Speaker: Dan Kliebenstein, professor in the Department of Plant Sciences, College of Agricultural and Environmental Sciences, and Center for Population Biology Genome Center at University of California, Davis

Title: Complex mechanism and selection; glucosinolates from lab to continent

Abstract: A critical limitation of biology from quantitative genetics to evolution to mechanistic systems biology is that we do not have any understanding of the true level of complexity within any single trait. This includes simple basics from how many genes affect a single trait to higher-level topics like how do genes within a network interact with each other and the environment. There are key small model networks studied but the evidence suggests that 1000s of genes control most traits. As a collaborative effort, we are pursuing the complexity plant metabolism.

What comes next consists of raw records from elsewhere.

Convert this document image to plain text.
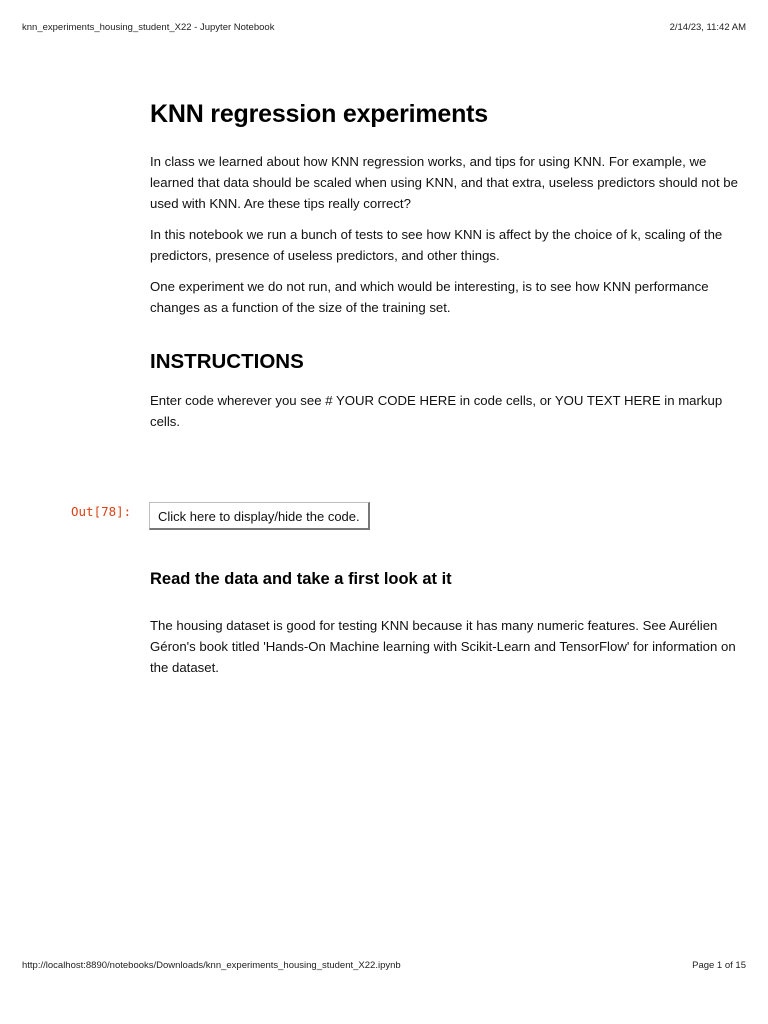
knn_experiments_housing_student_X22 - Jupyter Notebook	2/14/23, 11:42 AM
KNN regression experiments

In class we learned about how KNN regression works, and tips for using KNN. For example, we learned that data should be scaled when using KNN, and that extra, useless predictors should not be used with KNN. Are these tips really correct?

In this notebook we run a bunch of tests to see how KNN is affect by the choice of k, scaling of the predictors, presence of useless predictors, and other things.

One experiment we do not run, and which would be interesting, is to see how KNN performance changes as a function of the size of the training set.

INSTRUCTIONS

Enter code wherever you see # YOUR CODE HERE in code cells, or YOU TEXT HERE in markup cells.

Out[78]:	Click here to display/hide the code.
Read the data and take a first look at it

The housing dataset is good for testing KNN because it has many numeric features. See Aurélien Géron's book titled 'Hands-On Machine learning with Scikit-Learn and TensorFlow' for information on the dataset.

http://localhost:8890/notebooks/Downloads/knn_experiments_housing_student_X22.ipynb	Page 1 of 15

As a beginning, we have been working on the natural variation of the glucosinolate defense metabolites within Arabidopsis thaliana. We develop the use of metabolite-to-transcript correlations to cloning the entire biosynthetic pathway and genes underlying the major quantitative trait loci. Moving these genetic loci to the field showed that they control fitness within the field and that their genetic variation within the species is maintained by fluctuating selection. Extending this work, we were able to use Genome Wide Association mapping with co-transcriptional networks to develop a method to identify causal genes with a >70% validation rate. This allowed us to estimate that > 1,000 genes control glucosinolate and primary metabolite natural variation. A meta-analysis showed that all of our populations were vastly underpowered to estimate the true complexity of the system.  Thus, without the development of new populations, it will not be possible to answer questions about the true molecular complexity of natural variation for secondary metabolism in any plant.

To test if regulatory complexity was equally vast, we shifted approaches to conduct global Yeast-1-hybrid analysis with all of the promoters from the glucosinolate biosynthetic pathway. We have currently identified several hundred transcription factors that interact with the promoters and that have glucosinolate phenotypes when mutated. These transcription factors display extensive quantitative epistasis and tissue/ environment conditionality. Studying the link between the transcription factors and glucosinolate phenotype showed that measuring the phenotype in any individual environment had a low validation rate. However, by screening across multiple environments and multiple plant tissues, it was possible to increase this rate to over 70%.  This suggests that the transcriptional regulation of a simple secondary metabolite pathway is complex, precise and specific. Further, regulatory connections to the metabolic were not co-linear suggesting that a pathways regulatory logic is not determined by the order of enzymes but instead by either flux connectivity or biological roles of the intermediates. Using field-trials, we have extended this mechanistic complexity to show that there is extensive fluctuating selection on the glucosinolate pathway that is predominantly linked to epistasis within the pathway.

Host: Dior Kelley, GDCB assistant professor

Please join us for refreshments before the seminar outside Room 1414 of the Molecular Biology Building.